BOB SULATYCKI investigates.
MUCH OF this £19 billion 'new spending' has been double-counted, unfortunately very little of these "increases" reaches classrooms. In some areas, London for example, pupil-teacher ratios and therefore class size, are at their worst for 30 years.
Government spending on education under New Labour remains well below the average for developed countries. The pupil-teacher ratio lags behind all other developed countries except the Czech Republic, Mexico, Korea and Turkey.
The average UK state school primary class now has 26.8 pupils, compared to an OECD average of just 22.1. Of the major developed countries, only Korea and Japan have bigger classes in both primary and secondary schools.
Last year, English primary schools lost 800 teachers who were not replaced and class sizes increased.
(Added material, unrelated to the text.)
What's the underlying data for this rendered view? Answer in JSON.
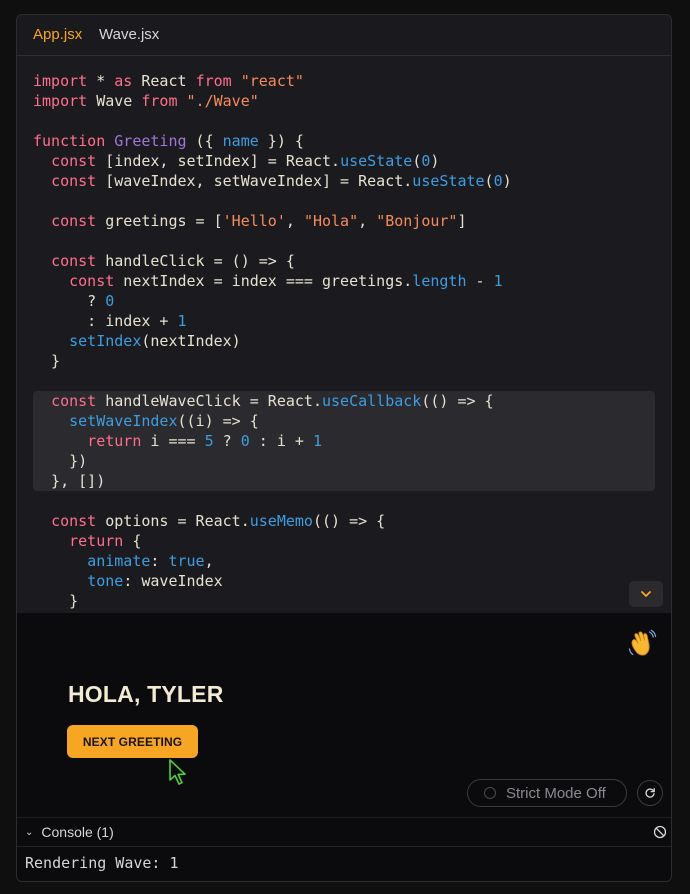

Thousands more infants (5-7 year-olds) are being taught in classes over 30.
New Labour has not increased overall funding. Two years into a Labour government, education spending fell to just 4.5% of GDP, the lowest proportion for 40 years. Spending rose slightly after then, but the extra money hasn't made a difference in most schools.
This additional funding was used in pet projects such as the misnamed 'Excellence in Cities' scheme. Some of this spending also goes on inflated salaries for head teachers and extra money for a few specialist schools. And they spent £22 million on management consultants over the past five years and £200 million a year on the OFSTED inspection body.
A financial crisis looms in schools, foreshadowed by the numbers of redundancies made in the summer term. Is that why the government is so keen to press ahead with the 'remodelling' exercise? This will enable thousands of classroom assistants to be employed as, in effect cheap labour, replacing qualified teachers.